На следующий день наш взвод заступает в караул. Раз в месяц нам доверяют охранять склады боеприпасов, которые устроили за городом в пустыне. Я был уже в карауле разводящим, но теперь я не командир отделения и мой удел - пост. Взводный определяет мне тот самый пост, где в первом карауле стоял Толик Исаков. Мы меняем танкистов. Я в очередной раз убеждаюсь - мир тесен. Пост мне сдаёт боец, с которым мы на "губе" в одной камере парились самым, как говорится, натуральным образом.
- Зёма! - кричит танкист, нарушая всяческие пункты устава караульной службы. - Ты как здесь? - и уже к своему разводящему. - Витёк, мы с этим пацаном на "губе" вместе срок мотали. Клёвый пацан, хотя и салага.

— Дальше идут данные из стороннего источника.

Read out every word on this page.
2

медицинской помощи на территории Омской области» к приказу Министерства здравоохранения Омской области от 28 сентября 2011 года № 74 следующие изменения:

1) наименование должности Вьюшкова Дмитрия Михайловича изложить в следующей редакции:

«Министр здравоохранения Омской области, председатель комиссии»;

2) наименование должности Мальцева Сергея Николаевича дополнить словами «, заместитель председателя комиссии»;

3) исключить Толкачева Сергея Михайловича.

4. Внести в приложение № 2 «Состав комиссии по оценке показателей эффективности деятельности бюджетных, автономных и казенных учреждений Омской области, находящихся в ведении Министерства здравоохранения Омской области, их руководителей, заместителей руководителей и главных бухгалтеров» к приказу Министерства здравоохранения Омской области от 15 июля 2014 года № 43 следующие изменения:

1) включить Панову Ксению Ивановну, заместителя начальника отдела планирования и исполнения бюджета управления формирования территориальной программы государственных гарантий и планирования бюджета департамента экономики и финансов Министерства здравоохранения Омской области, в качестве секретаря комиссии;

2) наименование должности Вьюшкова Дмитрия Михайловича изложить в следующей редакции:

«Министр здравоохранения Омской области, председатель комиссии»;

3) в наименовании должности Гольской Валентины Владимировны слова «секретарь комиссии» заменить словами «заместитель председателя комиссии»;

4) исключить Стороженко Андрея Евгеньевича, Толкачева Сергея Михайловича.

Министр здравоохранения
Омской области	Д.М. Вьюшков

Потом мы идём проверять печати на воротах складов.
- Ты со змеями как? - неожиданно спрашивает меня танкист.
- Нормально, как все, - пожимаю плечами.
- Здесь их полно по ночам ползает, - вздыхает мой недавний товарищ по неволе. - С непривычки многие пугаются... Я-то нормально отношусь, а некоторые и в штаны могут наложить. Главное, чтоб гюрза не приползла. Эта гадина сама на людей бросается...

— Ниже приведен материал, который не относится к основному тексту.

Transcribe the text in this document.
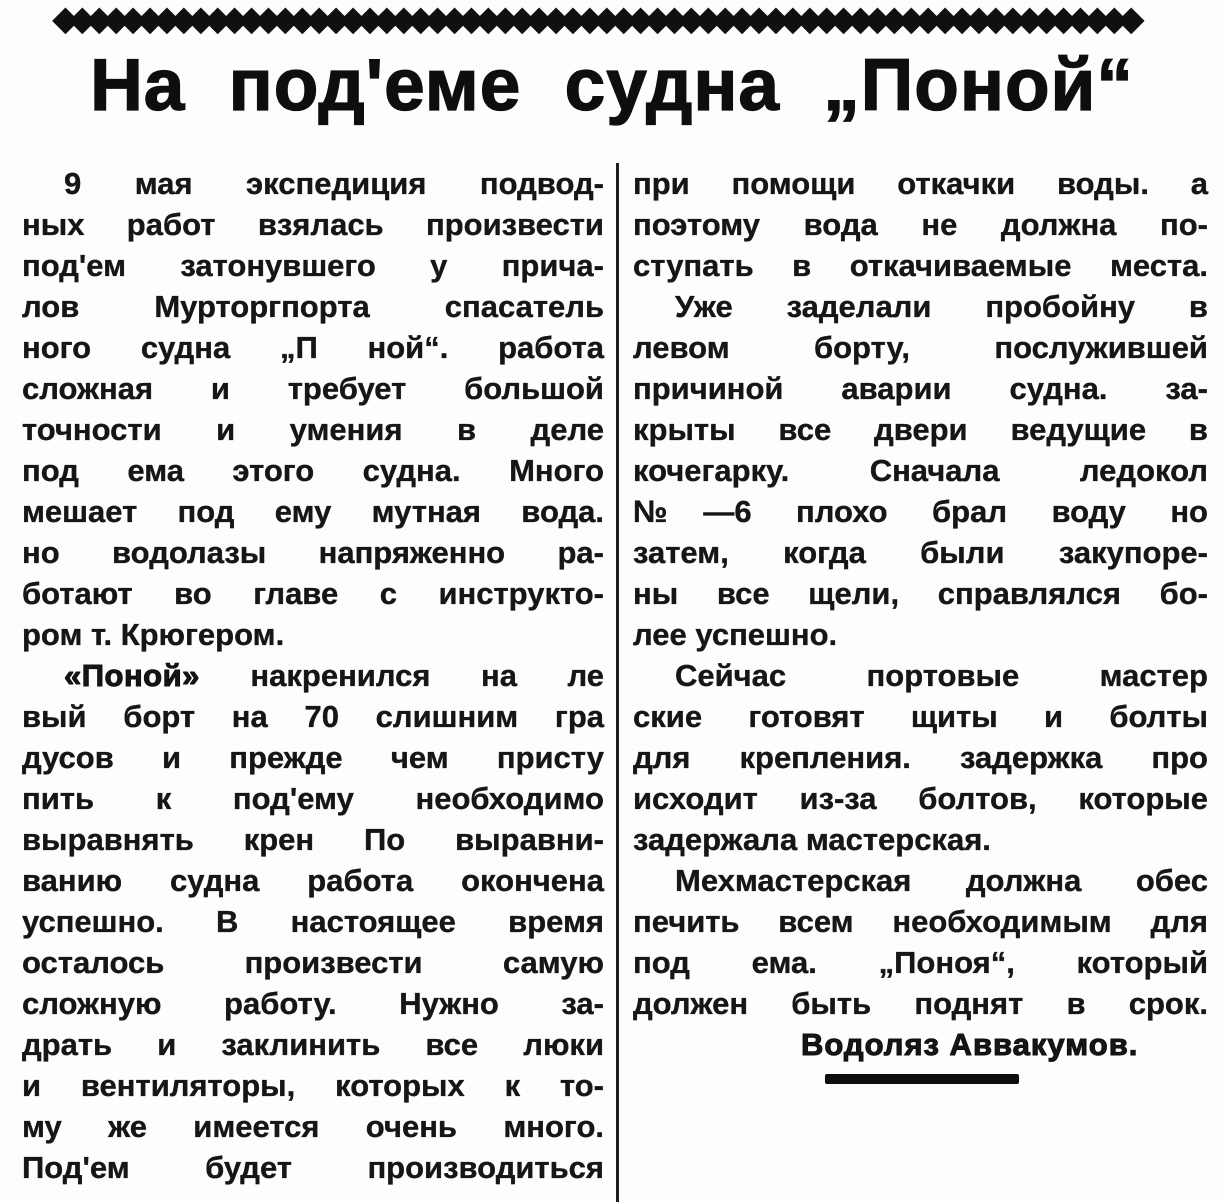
◆◆◆◆◆◆◆◆◆◆◆◆◆◆◆◆◆◆◆◆◆◆◆◆◆◆◆◆◆◆◆◆◆◆◆◆◆◆◆◆◆◆◆◆◆◆◆◆◆◆◆◆◆◆◆◆◆◆◆◆◆◆◆◆
На под'еме судна „Поной“
9 мая экспедиция подвод-
ных работ взялась произвести
под'ем затонувшего у прича-
лов Мурторгпорта спасатель
ного судна „П ной“. работа
сложная и требует большой
точности и умения в деле
под ема этого судна. Много
мешает под ему мутная вода.
но водолазы напряженно ра-
ботают во главе с инструкто-
ром т. Крюгером.
«Поной» накренился на ле
вый борт на 70 слишним гра
дусов и прежде чем присту
пить к под'ему необходимо
выравнять крен По выравни-
ванию судна работа окончена
успешно. В настоящее время
осталось произвести самую
сложную работу. Нужно за-
драть и заклинить все люки
и вентиляторы, которых к то-
му же имеется очень много.
Под'ем будет производиться
при помощи откачки воды. а
поэтому вода не должна по-
ступать в откачиваемые места.
Уже заделали пробойну в
левом борту, послужившей
причиной аварии судна. за-
крыты все двери ведущие в
кочегарку. Сначала ледокол
№—6 плохо брал воду но
затем, когда были закупоре-
ны все щели, справлялся бо-
лее успешно.
Сейчас портовые мастер
ские готовят щиты и болты
для крепления. задержка про
исходит из-за болтов, которые
задержала мастерская.
Мехмастерская должна обес
печить всем необходимым для
под ема. „Поноя“, который
должен быть поднят в срок.
Водоляз Аввакумов.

- Правда что ли? - я недоуменно открываю рот, и чувствую - как на спине беснуется лёгкий озноб.
- Ну... Но это ерунда. Мне дембеля рассказывали, как тут однажды что-то вроде дракона с гривой появилось. Один парень глянул этому гаду в глаза и всё...
- Умер?
- Нет, сошёл с ума. В дурдом отправили... Ладно, я пошёл... Давай... Пост сдал.
- Пост принял, - пожал я танкисту руку и долго глядел в спины удаляющегося караула.
Минуты три стою и не шевелюсь, потом внимательно осматриваю серый песок, покрытый бледно-рыжими колючками - не притаилась ли где-то рядом гюрза или какая другая коварная гадина. Ничего подозрительного не видно. Начинаю медленно двигаться: сперва пять шагов вперёд, потом столько же назад. Через пять - шесть попыток - и я уже хожу от одной границы поста до другой. Хожу по тропинке и рассматриваю её края, но всё менее и менее внимательно. Привыкаю, но потею всё больше и больше. На улице жарко и душно. А тут ещё одна напасть на моё вспотевшее темя. К уходящему в закат безжалостному солнцу, спешит на помощь сухой жаркий ветер с песком. Скоро от солнца остаётся бледное еле заметное пятно. Становится не до змей, думаю о том - как бы песок в глаза не попал. Минут пять длится песчаная круговерть, а потом песчаный вихрь куда-то уносится. Размышляю о здешних странных погодных перепадах и вспоминаю яблоневый сад возле нашего крыльца. Дальше - больше. Когда приходит разводящий, я под ноги не смотрю, мечтаю о дембеле и пою тихим шепотом модные песни.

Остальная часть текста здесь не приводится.